Scientific classification
- Kingdom: Animalia
- Phylum: Chordata
- Class: Actinopterygii
- Order: Cypriniformes
- Family: Danionidae
- Genus: Opsarius
- Species: O. bakeri
- Binomial name: Opsarius bakeri (F. Day, 1865)
- Synonyms: Barilius bakeri

= Opsarius bakeri =

- Genus: Opsarius
- Species: bakeri
- Authority: (F. Day, 1865)
- Conservation status: LC
- Synonyms: Barilius bakeri

Species of fish

Opsarius bakeri is a fish in genus Opsarius of the family Danionidae.

==Distribution==
It is found in many small mountain streams in Western Ghats of Kerala, as well as Indira Gandhi Wildlife Sanctuary in Karnataka, and the Chittar, Periyar, and Pampa river basins in Tamil Nadu.

==Description==
The flanks are marked by a single row of bluish-green blotches along the length of the body, which get smaller as the fish ages.
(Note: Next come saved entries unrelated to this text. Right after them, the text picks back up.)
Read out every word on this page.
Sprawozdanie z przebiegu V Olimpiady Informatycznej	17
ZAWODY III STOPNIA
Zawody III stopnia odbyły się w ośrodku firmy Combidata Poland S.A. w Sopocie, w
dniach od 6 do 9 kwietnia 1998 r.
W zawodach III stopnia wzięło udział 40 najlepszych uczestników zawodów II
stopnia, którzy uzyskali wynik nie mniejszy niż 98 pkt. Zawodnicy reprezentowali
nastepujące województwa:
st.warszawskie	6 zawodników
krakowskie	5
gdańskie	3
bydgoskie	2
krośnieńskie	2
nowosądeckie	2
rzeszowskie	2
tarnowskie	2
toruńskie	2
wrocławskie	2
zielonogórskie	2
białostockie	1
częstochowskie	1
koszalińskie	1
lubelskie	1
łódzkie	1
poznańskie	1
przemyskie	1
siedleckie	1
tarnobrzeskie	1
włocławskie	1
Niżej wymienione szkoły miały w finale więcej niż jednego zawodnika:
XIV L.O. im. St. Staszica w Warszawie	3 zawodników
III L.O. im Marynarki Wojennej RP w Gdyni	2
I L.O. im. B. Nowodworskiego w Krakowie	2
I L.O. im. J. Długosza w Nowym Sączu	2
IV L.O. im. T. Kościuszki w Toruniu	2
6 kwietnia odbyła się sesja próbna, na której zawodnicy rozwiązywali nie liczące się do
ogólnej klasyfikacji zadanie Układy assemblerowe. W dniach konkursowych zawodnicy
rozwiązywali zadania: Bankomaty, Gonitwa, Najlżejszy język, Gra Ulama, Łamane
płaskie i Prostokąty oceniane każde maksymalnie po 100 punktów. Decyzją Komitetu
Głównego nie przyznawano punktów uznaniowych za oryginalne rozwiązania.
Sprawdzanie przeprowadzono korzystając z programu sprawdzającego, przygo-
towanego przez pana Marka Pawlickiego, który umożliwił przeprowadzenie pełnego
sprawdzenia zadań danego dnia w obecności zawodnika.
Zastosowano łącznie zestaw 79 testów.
Dorsal and anal fins have a white margin. Males develop orange colouration below the lateral line, and nuptial tubercles on the head. Max length is 15 cm.

==Etymology==
The fish is named in honor of British missionary Henry Baker, Jr. (1819–1878), who supplied several specimens from Mundikyum, Cochin, India.